While the film is imperfect (some plot turns are abrupt; the “aboriginal hoopla,” as noted by the Village Voice‘s Michael Atkinson, “comes off as tribal ritual for its own sake”; the generally rousing tone doesn’t detail the poor conditions or political difficulties the Ngati Konohi face), it has also inspired much devotion from critics and scholars of “indigenous film” (recall that Harvey Keitel played a Maori tribesman in The Piano, meaning the movie image pickings are slim outside of New Zealand).

But even for its representational reductiveness, the film is akids’ movie with something to say, looking at relationships between generations and individuals, across cultures and over oceans of bad feelings. Porourangi returns from Europe, where he’s been selling and showing his art, making a living off his translations of his traditional culture. (Koro passes predictable judgment: “You call it work, but it’s not work. It’s souvenirs.”) Perhaps out of his own resentment, Porourangi lets slip that he has a white, pregnant girlfriend. Furious, Koro cruelly turns his anger at the nearest, easiest, most vulnerable target, Pai, who overhears his pointless and unintended derision from the next room (“Take her with you! She’s no use to me!”).

This crisis sparks a touching reunion between father and daughter, during which both parties assume her maturity beyond her years. “I can’t be what he wants,” sighs Porourangi. “Me neither,” Pai astutely adds, huddled under a blanket her father has brought outside to soothe her chill as they look out on the sea. “Why doesn’t he want me?” she asks. (As Caro puts it, children “say what they feel, and we’ve all felt that. It’s a real basic human experience, to be rejected.”)

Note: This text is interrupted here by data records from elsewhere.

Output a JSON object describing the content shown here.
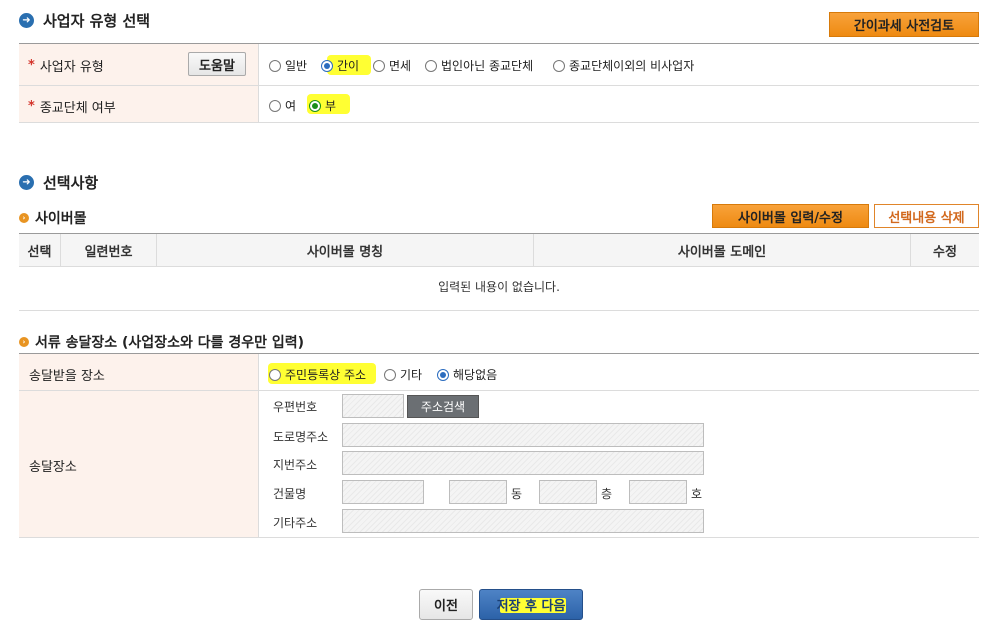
{
  "section1": {
    "title": "사업자 유형 선택",
    "precheck_button": "간이과세 사전검토",
    "business_type": {
      "label": "사업자 유형",
      "help_button": "도움말",
      "options": [
        "일반",
        "간이",
        "면세",
        "법인아닌 종교단체",
        "종교단체이외의 비사업자"
      ],
      "selected": "간이"
    },
    "religious": {
      "label": "종교단체 여부",
      "options": [
        "여",
        "부"
      ],
      "selected": "부"
    }
  },
  "section2": {
    "title": "선택사항",
    "cybermall": {
      "title": "사이버몰",
      "input_button": "사이버몰 입력/수정",
      "delete_button": "선택내용 삭제",
      "columns": [
        "선택",
        "일련번호",
        "사이버몰 명칭",
        "사이버몰 도메인",
        "수정"
      ],
      "empty_message": "입력된 내용이 없습니다."
    },
    "delivery": {
      "title": "서류 송달장소 (사업장소와 다를 경우만 입력)",
      "receive_label": "송달받을 장소",
      "receive_options": [
        "주민등록상 주소",
        "기타",
        "해당없음"
      ],
      "receive_selected": "해당없음",
      "place_label": "송달장소",
      "zip_label": "우편번호",
      "zip_search_button": "주소검색",
      "road_label": "도로명주소",
      "lot_label": "지번주소",
      "building_label": "건물명",
      "dong_unit": "동",
      "floor_unit": "층",
      "ho_unit": "호",
      "other_label": "기타주소"
    }
  },
  "footer": {
    "prev_button": "이전",
    "save_next_button": "저장 후 다음"
  }
}
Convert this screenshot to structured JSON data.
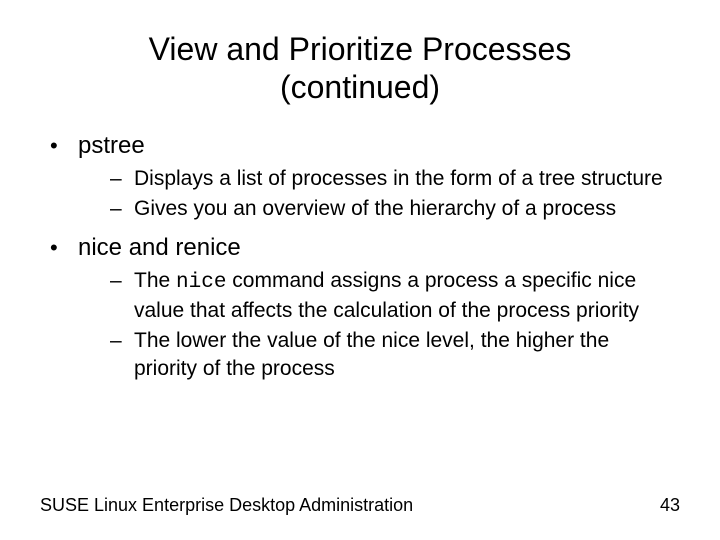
{
  "slide": {
    "title_line1": "View and Prioritize Processes",
    "title_line2": "(continued)",
    "items": [
      {
        "label": "pstree",
        "sub": [
          {
            "text": "Displays a list of processes in the form of a tree structure"
          },
          {
            "text": "Gives you an overview of the hierarchy of a process"
          }
        ]
      },
      {
        "label": "nice and renice",
        "sub": [
          {
            "prefix": "The ",
            "code": "nice",
            "suffix": " command assigns a process a specific nice value that affects the calculation of the process priority"
          },
          {
            "text": "The lower the value of the nice level, the higher the priority of the process"
          }
        ]
      }
    ]
  },
  "footer": {
    "left": "SUSE Linux Enterprise Desktop Administration",
    "page": "43"
  }
}
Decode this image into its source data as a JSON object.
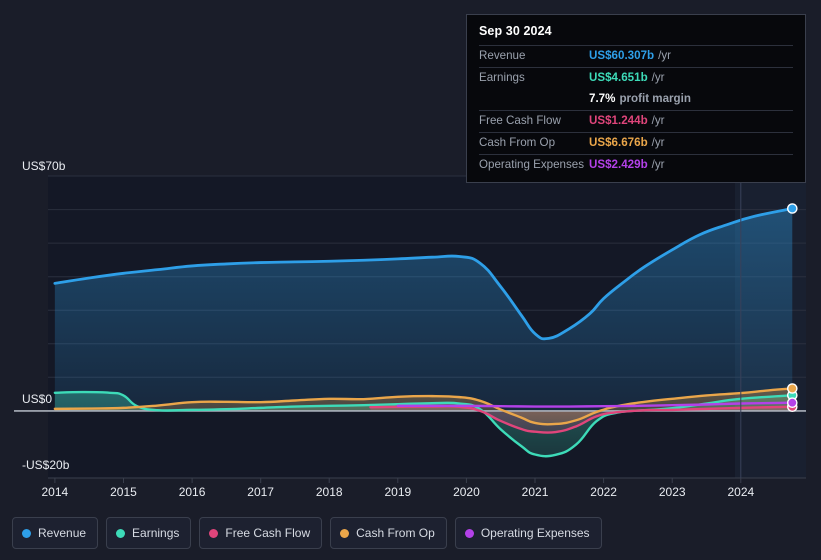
{
  "theme": {
    "background": "#1a1d29",
    "plot_background": "#141826",
    "gridline": "#2a2f3e",
    "axis_line": "#9aa1ad",
    "text": "#e9ecf1",
    "muted_text": "#9aa1ad"
  },
  "tooltip": {
    "date": "Sep 30 2024",
    "rows": [
      {
        "label": "Revenue",
        "value": "US$60.307b",
        "unit": "/yr",
        "color": "#2e9fe8"
      },
      {
        "label": "Earnings",
        "value": "US$4.651b",
        "unit": "/yr",
        "color": "#3ddbb8"
      },
      {
        "label": "Free Cash Flow",
        "value": "US$1.244b",
        "unit": "/yr",
        "color": "#e0457b"
      },
      {
        "label": "Cash From Op",
        "value": "US$6.676b",
        "unit": "/yr",
        "color": "#eaa64a"
      },
      {
        "label": "Operating Expenses",
        "value": "US$2.429b",
        "unit": "/yr",
        "color": "#b341e8"
      }
    ],
    "margin": {
      "value": "7.7%",
      "text": "profit margin"
    }
  },
  "axes": {
    "y_top_label": "US$70b",
    "y_zero_label": "US$0",
    "y_bottom_label": "-US$20b",
    "x_ticks": [
      "2014",
      "2015",
      "2016",
      "2017",
      "2018",
      "2019",
      "2020",
      "2021",
      "2022",
      "2023",
      "2024"
    ]
  },
  "legend": [
    {
      "label": "Revenue",
      "color": "#2e9fe8"
    },
    {
      "label": "Earnings",
      "color": "#3ddbb8"
    },
    {
      "label": "Free Cash Flow",
      "color": "#e0457b"
    },
    {
      "label": "Cash From Op",
      "color": "#eaa64a"
    },
    {
      "label": "Operating Expenses",
      "color": "#b341e8"
    }
  ],
  "chart_data": {
    "type": "line",
    "title": "",
    "xlabel": "",
    "ylabel": "US$",
    "ylim": [
      -20,
      70
    ],
    "xlim": [
      2013.9,
      2024.95
    ],
    "grid": true,
    "legend_position": "bottom",
    "units": "US$ billions per year (trailing twelve months)",
    "gridline_values": [
      70,
      60,
      50,
      40,
      30,
      20,
      10,
      0,
      -20
    ],
    "forecast_divider_x": 2024.0,
    "end_marker_date": "Sep 30 2024",
    "series": [
      {
        "name": "Revenue",
        "color": "#2e9fe8",
        "fill": true,
        "x": [
          2014.0,
          2014.5,
          2015.0,
          2015.5,
          2016.0,
          2016.5,
          2017.0,
          2017.5,
          2018.0,
          2018.5,
          2019.0,
          2019.5,
          2019.9,
          2020.2,
          2020.5,
          2020.8,
          2021.0,
          2021.2,
          2021.5,
          2021.8,
          2022.0,
          2022.3,
          2022.6,
          2023.0,
          2023.4,
          2023.8,
          2024.2,
          2024.75
        ],
        "y": [
          38.0,
          39.6,
          41.0,
          42.1,
          43.2,
          43.8,
          44.2,
          44.4,
          44.6,
          44.9,
          45.3,
          45.8,
          46.0,
          44.0,
          37.0,
          28.5,
          23.0,
          21.6,
          24.5,
          29.0,
          33.5,
          38.5,
          43.0,
          48.0,
          52.5,
          55.5,
          58.0,
          60.307
        ]
      },
      {
        "name": "Earnings",
        "color": "#3ddbb8",
        "fill": true,
        "x": [
          2014.0,
          2014.4,
          2014.8,
          2015.0,
          2015.2,
          2015.5,
          2016.0,
          2016.5,
          2017.0,
          2017.5,
          2018.0,
          2018.5,
          2019.0,
          2019.5,
          2019.9,
          2020.2,
          2020.5,
          2020.8,
          2021.0,
          2021.3,
          2021.6,
          2021.9,
          2022.2,
          2022.6,
          2023.0,
          2023.5,
          2024.0,
          2024.75
        ],
        "y": [
          5.4,
          5.6,
          5.4,
          4.6,
          1.4,
          0.2,
          0.3,
          0.5,
          0.9,
          1.3,
          1.5,
          1.7,
          2.0,
          2.3,
          2.2,
          0.5,
          -5.5,
          -10.5,
          -13.0,
          -13.1,
          -10.0,
          -3.0,
          -0.5,
          0.2,
          0.8,
          2.2,
          3.6,
          4.651
        ]
      },
      {
        "name": "Free Cash Flow",
        "color": "#e0457b",
        "fill": true,
        "x": [
          2018.6,
          2019.0,
          2019.5,
          2019.9,
          2020.2,
          2020.5,
          2020.8,
          2021.0,
          2021.3,
          2021.6,
          2021.9,
          2022.2,
          2022.6,
          2023.0,
          2023.5,
          2024.0,
          2024.75
        ],
        "y": [
          1.1,
          1.2,
          1.3,
          1.2,
          0.0,
          -3.0,
          -5.4,
          -6.2,
          -6.3,
          -4.6,
          -1.6,
          -0.4,
          0.2,
          0.3,
          0.6,
          0.9,
          1.244
        ]
      },
      {
        "name": "Cash From Op",
        "color": "#eaa64a",
        "fill": true,
        "x": [
          2014.0,
          2014.5,
          2015.0,
          2015.5,
          2016.0,
          2016.5,
          2017.0,
          2017.5,
          2018.0,
          2018.5,
          2019.0,
          2019.5,
          2019.9,
          2020.2,
          2020.5,
          2020.8,
          2021.0,
          2021.3,
          2021.6,
          2021.9,
          2022.2,
          2022.6,
          2023.0,
          2023.5,
          2024.0,
          2024.4,
          2024.75
        ],
        "y": [
          0.6,
          0.7,
          0.9,
          1.6,
          2.6,
          2.7,
          2.6,
          3.1,
          3.6,
          3.5,
          4.2,
          4.4,
          4.1,
          3.0,
          0.4,
          -2.0,
          -3.6,
          -3.9,
          -2.8,
          -0.3,
          1.4,
          2.7,
          3.6,
          4.6,
          5.3,
          6.1,
          6.676
        ]
      },
      {
        "name": "Operating Expenses",
        "color": "#b341e8",
        "fill": false,
        "x": [
          2019.0,
          2019.5,
          2020.0,
          2020.5,
          2021.0,
          2021.5,
          2022.0,
          2022.5,
          2023.0,
          2023.5,
          2024.0,
          2024.75
        ],
        "y": [
          1.5,
          1.5,
          1.5,
          1.4,
          1.3,
          1.3,
          1.4,
          1.5,
          1.7,
          1.9,
          2.2,
          2.429
        ]
      }
    ]
  }
}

This conversation leads to a (quickly reversed) mutual decision that Pai should return to Europe with her father, but it is more important for the frank and persistent respect it pays to Pai as a character, and to her childish intelligence and intuition more generally. She’s not so much charismatic or adorable (though you might call her either), as she is resilient, exquisite, and worthy. The DVD includes useful extras that illuminate the child’s individual potency, her heritage, and “the New Zealand character,” such as the featurettes, the factful “Te Waka: Building the Canoe,” “Behind the Scenes” (recounting the novel’s inspiration and the film’s production), and “Whale Rider: The Soundtrack Showcase,” as well as deleted (and unnecessary) scenes (such as one showing Porourangi’s arrival at a celebratory community dinner; or Pai waking her father, sweetly, before Koro comes to the doorway to announce breakfast).

“The great challenge of making this film was to find Pai, to find a girl who could play Paikea, not an actor. To find the real girl,” says Caro in “Behind the Scenes.” Castle-Hughes describes the character like so: “To me, she’s like a girl who knows who she is and knows what she wants. And she wants to be more than she is.” She defies her grandfather to earn his love and respect, and during the scenes where she secretly studies the warriors’ skills — and begins to outstrip her boy peers (including Hemi [Mana Taumaunu]), in fighting and swimming — Pai makes a spirited and heartening figure.

But while the film engenders enthusiasm for her mythic abilities and her imminent fate, it also makes her rather like an ordinary girl. And that’s her great strength and significance. Pai is thoughtful and serious, but attuned to a kind of vibrant rhythm (imaged here in her affiliation with the whales, but also having to do with the sea, and more abstractly, life cycles, breathing, and blood flow) that kids often feel more acutely than adults. Think of all the images of girls in U.S. pop movies — so halter-topped, so perfectly coiffed and appointed, so self-consciously cute, so Mary-Kate-and-Ashleyed. Pai is none of that, and so much more. She is wholly engaging and elegant, on her own terms.